I Confess – Alfred Hitchcock (1953)

“Her şeye kadir Tanrı’ya ve size itiraf ediyorum ki bir günah işledim”

Kendisine yapılan bir itirafa kendisinin cinayet ile suçlanması pahasına da olsa sadık kalan bir rahibin hikâyesi.

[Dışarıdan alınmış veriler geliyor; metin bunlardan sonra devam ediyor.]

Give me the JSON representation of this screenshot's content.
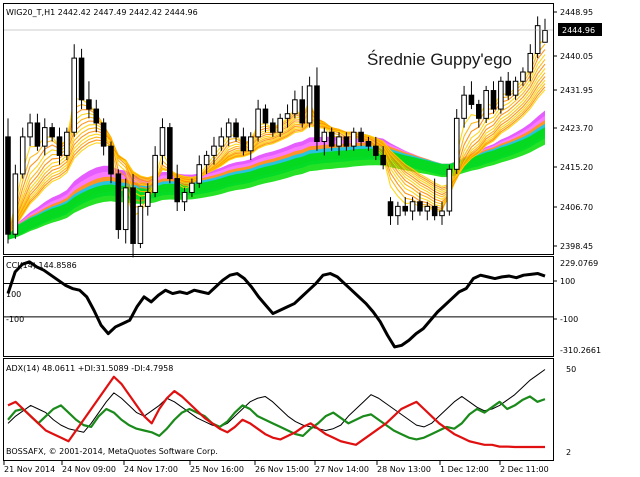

Bir tiyatro oyunundan uyarlanan film usta yönetmen Hitchcock’un diğer başyapıtlarının bir parça gölgesinde kalan ama ne olursa olsun ustanın izlerini taşıyan keyifli bir seyirlik. Yönetmenin pek çok filminde olduğu gibi yine kendini aklamaya çalışan bir masum adamı anlatan filmde bu kez ciddi bir farklılık var; kahramanımız kendisini korumak için çaba gösteremiyor ve gerçeği söyleyemiyor. Gerek bu tema ile gerekse finaldeki çözüm sahnesinin de gösterdiği gibi vicdan üzerine bir film bu aynı zamanda.

Bir rahibi üstelik inançlarına ve sözlerine sonuna kadar sadık bir rahibi anlatan bir filmde tüm film boyunca ama özellikle başlangıç sahnelerinde kilise binalarını tekinsiz mekanlar gibi ve hatta “Psycho” filmindeki o tekinsiz ev gibi gösteren çekimler oldukça ilginç çünkü bu görüntülerin aksine tüm rahipler kahramanımız da dahil olmak üzere oldukça iyi ve dürüst karakterler olarak gösteriliyor ve bu bağlamda “vicdanını bir kenara koyarak sorgulamasını yapan” dedektif ve “eski dost ama şimdi sıkıştıran” savcı karakterlerinin yanında vicdanı ve insanlığı temsil ediyorlar. Bu tekinsiz görüntüler belki de senaryoda eksik olan gerilim ve gizemi dengelemek adına da özellikle seçilmiş olabilirler. Gerek bu kilise görüntüleri gerekse başlangıçtaki ıssız sokaklar ve aslında filmin genelindeki Robert Burk imzasını taşıyan siyah beyaz görüntülerin tümü, gerilim ve şüphe atmosferini oluşturmakta çok ciddi bir katkıda bulunuyorlar. Gölgelerin ve siyah-beyaz kontrastının bir filme nasıl katkıda bulunabileceğine güzel bir örnek oluşturuyor tüm bu çekimler.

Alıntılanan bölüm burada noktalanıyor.